“Earlier, Amazon Redshift RA3 systems operated as two separate engines, with Redshift handling warehouse data and Spectrum handling S3 data lake queries. When a query required both, AWS had to coordinate between the two systems, which added complexity, slowed performance, and made Spectrum scan costs unpredictable,” said Pareekh Jain, principal analyst at Pareekh Consulting.

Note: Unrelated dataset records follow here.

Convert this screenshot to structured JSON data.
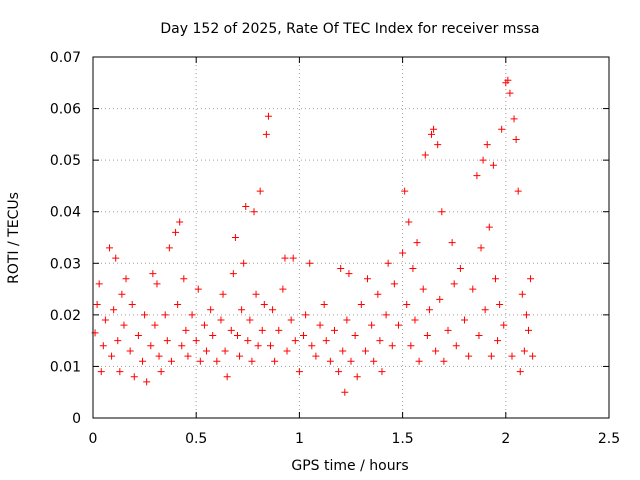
{
  "chart_data": {
    "type": "scatter",
    "title": "Day 152 of 2025, Rate Of TEC Index for receiver mssa",
    "xlabel": "GPS time / hours",
    "ylabel": "ROTI / TECUs",
    "xlim": [
      0,
      2.5
    ],
    "ylim": [
      0,
      0.07
    ],
    "x_ticks": [
      0,
      0.5,
      1,
      1.5,
      2,
      2.5
    ],
    "x_tick_labels": [
      "0",
      "0.5",
      "1",
      "1.5",
      "2",
      "2.5"
    ],
    "y_ticks": [
      0,
      0.01,
      0.02,
      0.03,
      0.04,
      0.05,
      0.06,
      0.07
    ],
    "y_tick_labels": [
      "0",
      "0.01",
      "0.02",
      "0.03",
      "0.04",
      "0.05",
      "0.06",
      "0.07"
    ],
    "grid": true,
    "marker": "+",
    "color": "#ff0000",
    "series": [
      {
        "name": "ROTI",
        "points": [
          [
            0.01,
            0.0165
          ],
          [
            0.02,
            0.022
          ],
          [
            0.03,
            0.026
          ],
          [
            0.04,
            0.009
          ],
          [
            0.05,
            0.014
          ],
          [
            0.06,
            0.019
          ],
          [
            0.08,
            0.033
          ],
          [
            0.09,
            0.012
          ],
          [
            0.1,
            0.021
          ],
          [
            0.11,
            0.031
          ],
          [
            0.12,
            0.015
          ],
          [
            0.13,
            0.009
          ],
          [
            0.14,
            0.024
          ],
          [
            0.15,
            0.018
          ],
          [
            0.16,
            0.027
          ],
          [
            0.18,
            0.013
          ],
          [
            0.19,
            0.022
          ],
          [
            0.2,
            0.008
          ],
          [
            0.22,
            0.016
          ],
          [
            0.24,
            0.011
          ],
          [
            0.25,
            0.02
          ],
          [
            0.26,
            0.007
          ],
          [
            0.28,
            0.014
          ],
          [
            0.29,
            0.028
          ],
          [
            0.3,
            0.018
          ],
          [
            0.31,
            0.026
          ],
          [
            0.32,
            0.012
          ],
          [
            0.33,
            0.009
          ],
          [
            0.35,
            0.02
          ],
          [
            0.36,
            0.015
          ],
          [
            0.37,
            0.033
          ],
          [
            0.38,
            0.011
          ],
          [
            0.4,
            0.036
          ],
          [
            0.41,
            0.022
          ],
          [
            0.42,
            0.038
          ],
          [
            0.43,
            0.014
          ],
          [
            0.44,
            0.027
          ],
          [
            0.45,
            0.017
          ],
          [
            0.46,
            0.012
          ],
          [
            0.48,
            0.02
          ],
          [
            0.5,
            0.015
          ],
          [
            0.51,
            0.025
          ],
          [
            0.52,
            0.011
          ],
          [
            0.54,
            0.018
          ],
          [
            0.55,
            0.013
          ],
          [
            0.57,
            0.021
          ],
          [
            0.58,
            0.016
          ],
          [
            0.6,
            0.011
          ],
          [
            0.62,
            0.019
          ],
          [
            0.63,
            0.024
          ],
          [
            0.64,
            0.013
          ],
          [
            0.65,
            0.008
          ],
          [
            0.67,
            0.017
          ],
          [
            0.68,
            0.028
          ],
          [
            0.69,
            0.035
          ],
          [
            0.7,
            0.016
          ],
          [
            0.71,
            0.012
          ],
          [
            0.72,
            0.021
          ],
          [
            0.73,
            0.03
          ],
          [
            0.74,
            0.041
          ],
          [
            0.75,
            0.015
          ],
          [
            0.76,
            0.019
          ],
          [
            0.77,
            0.011
          ],
          [
            0.78,
            0.04
          ],
          [
            0.79,
            0.024
          ],
          [
            0.8,
            0.014
          ],
          [
            0.81,
            0.044
          ],
          [
            0.82,
            0.017
          ],
          [
            0.83,
            0.022
          ],
          [
            0.84,
            0.055
          ],
          [
            0.85,
            0.0585
          ],
          [
            0.86,
            0.014
          ],
          [
            0.87,
            0.021
          ],
          [
            0.88,
            0.011
          ],
          [
            0.9,
            0.017
          ],
          [
            0.92,
            0.025
          ],
          [
            0.93,
            0.031
          ],
          [
            0.94,
            0.013
          ],
          [
            0.96,
            0.019
          ],
          [
            0.97,
            0.031
          ],
          [
            0.98,
            0.015
          ],
          [
            1.0,
            0.009
          ],
          [
            1.02,
            0.016
          ],
          [
            1.03,
            0.02
          ],
          [
            1.05,
            0.03
          ],
          [
            1.06,
            0.014
          ],
          [
            1.08,
            0.012
          ],
          [
            1.1,
            0.018
          ],
          [
            1.12,
            0.022
          ],
          [
            1.13,
            0.015
          ],
          [
            1.15,
            0.011
          ],
          [
            1.17,
            0.017
          ],
          [
            1.19,
            0.009
          ],
          [
            1.2,
            0.029
          ],
          [
            1.21,
            0.013
          ],
          [
            1.22,
            0.005
          ],
          [
            1.23,
            0.019
          ],
          [
            1.24,
            0.028
          ],
          [
            1.25,
            0.011
          ],
          [
            1.27,
            0.016
          ],
          [
            1.28,
            0.008
          ],
          [
            1.3,
            0.022
          ],
          [
            1.32,
            0.013
          ],
          [
            1.33,
            0.027
          ],
          [
            1.35,
            0.018
          ],
          [
            1.36,
            0.011
          ],
          [
            1.38,
            0.024
          ],
          [
            1.39,
            0.015
          ],
          [
            1.4,
            0.009
          ],
          [
            1.42,
            0.02
          ],
          [
            1.43,
            0.03
          ],
          [
            1.45,
            0.014
          ],
          [
            1.46,
            0.026
          ],
          [
            1.48,
            0.018
          ],
          [
            1.5,
            0.032
          ],
          [
            1.51,
            0.044
          ],
          [
            1.52,
            0.022
          ],
          [
            1.53,
            0.038
          ],
          [
            1.54,
            0.014
          ],
          [
            1.55,
            0.029
          ],
          [
            1.56,
            0.019
          ],
          [
            1.57,
            0.034
          ],
          [
            1.58,
            0.011
          ],
          [
            1.6,
            0.025
          ],
          [
            1.61,
            0.051
          ],
          [
            1.62,
            0.016
          ],
          [
            1.63,
            0.021
          ],
          [
            1.64,
            0.055
          ],
          [
            1.65,
            0.056
          ],
          [
            1.66,
            0.013
          ],
          [
            1.67,
            0.053
          ],
          [
            1.68,
            0.023
          ],
          [
            1.69,
            0.04
          ],
          [
            1.7,
            0.011
          ],
          [
            1.72,
            0.017
          ],
          [
            1.74,
            0.034
          ],
          [
            1.75,
            0.026
          ],
          [
            1.76,
            0.014
          ],
          [
            1.78,
            0.029
          ],
          [
            1.8,
            0.019
          ],
          [
            1.82,
            0.012
          ],
          [
            1.84,
            0.025
          ],
          [
            1.86,
            0.047
          ],
          [
            1.87,
            0.016
          ],
          [
            1.88,
            0.033
          ],
          [
            1.89,
            0.05
          ],
          [
            1.9,
            0.021
          ],
          [
            1.91,
            0.053
          ],
          [
            1.92,
            0.037
          ],
          [
            1.93,
            0.012
          ],
          [
            1.94,
            0.049
          ],
          [
            1.95,
            0.027
          ],
          [
            1.96,
            0.015
          ],
          [
            1.97,
            0.022
          ],
          [
            1.98,
            0.056
          ],
          [
            1.99,
            0.018
          ],
          [
            2.0,
            0.065
          ],
          [
            2.01,
            0.0655
          ],
          [
            2.02,
            0.063
          ],
          [
            2.03,
            0.012
          ],
          [
            2.04,
            0.058
          ],
          [
            2.05,
            0.054
          ],
          [
            2.06,
            0.044
          ],
          [
            2.07,
            0.009
          ],
          [
            2.08,
            0.024
          ],
          [
            2.09,
            0.013
          ],
          [
            2.1,
            0.02
          ],
          [
            2.11,
            0.017
          ],
          [
            2.12,
            0.027
          ],
          [
            2.13,
            0.012
          ]
        ]
      }
    ]
  }
}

“The new RG instances combine those worlds into one integrated engine running directly inside Redshift itself. That means Iceberg, Parquet, and S3 lake data can now be queried natively alongside warehouse data with less movement, lower overhead, and better performance optimization while also eliminating separate Spectrum per-scan charges,” Jain added.
The separate Spectrum charges, the analyst further added, were increasingly becoming a pain point for enterprises as AI workloads drove higher query volumes, more machine-generated analytics, and greater data-processing demands, with many customers disliking Spectrum’s separate scan-based pricing because of the possibility of sudden bill spikes.
The new instances could be AWS’ response to growing enterprise demand for AI-scale analytics platforms that avoid added architectural complexity, as rivals including Databricks, Snowflake, Google Cloud with BigQuery, and Microsoft through Microsoft Fabric push unified lakehouse platforms to reduce operational sprawl, Jain said.